«–Supongo que querrás contarme algo –intentó ayudarlo–. ¿Una historia quizá?
–Sí. Es una historia que no ha tenido ocasión de contársela a nadie, ni a Clara, que es a quien tenía que habérsela contado nada más ocurrir, ni a usted, ni a mis padres, ni a los padres de Clara ni a nadie…
–Y ahora vienes a contármela a mí.
–Necesito contársela a alguien y nadie mejor que usted. Me muero por contar esa historia, y porque llegue a los oídos de Clara y alcance su perdón, o al menos, su comprensión y su piedad.
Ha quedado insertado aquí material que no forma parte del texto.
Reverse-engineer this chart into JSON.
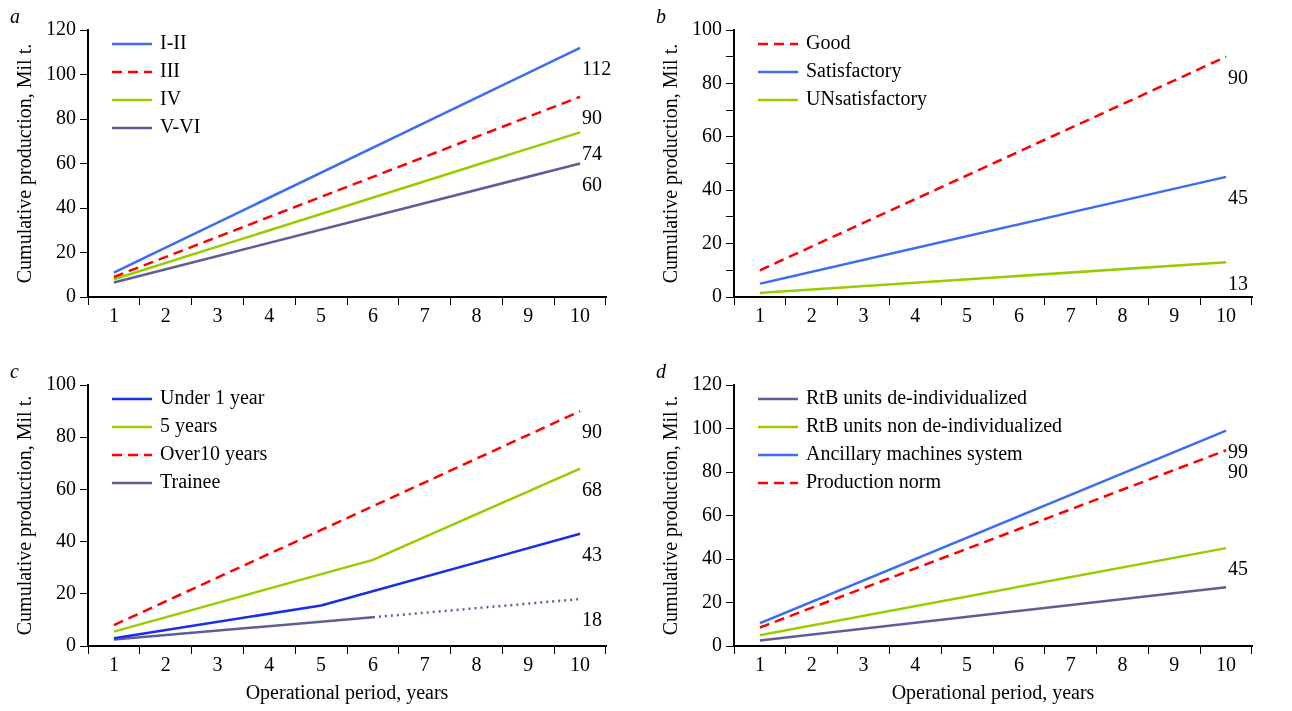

Entonces el señor Levin se levantó, rodeó la barra y fue poniendo sobre ella platitos y cuencos con frutos secos, con pepinillos y aceitunas, con canapés, con pastas, con tapas de tortilla, de queso, de embutido, y después fue a abrir la puerta que daba al jardín para que entrara el fresco de la noche, y al fin volvió a sentarse en su taburete y extasió la vista en las alturas.
–Paula y yo nos pasábamos la vida contándonos la vida, contándonos las historias de nuestras pequeñas andanzas diarias, y esos fueron quizá nuestros mejores momentos de felicidad. Y siempre, antes de ponernos a contar, sacábamos cosas ricas para comer y beber, y nos instalábamos muy cómodamente, porque así es como saben bien los relatos, y a veces son tan gustosos que, entre vivir y contar, si me dieran a elegir, no sé muy bien con qué me quedaría. Al final lo que perdura son las historias, y lo demás es pasto del olvido. Así que, desahógate, como hice yo contigo, y comamos y bebamos, y ya verás como al final, puestas al descubierto por las palabras, las cosas son más claras y livianas que antes».
(LANDERO, Luis. Absolución. Barcelona: Tusquets, 2012, p. 314-315).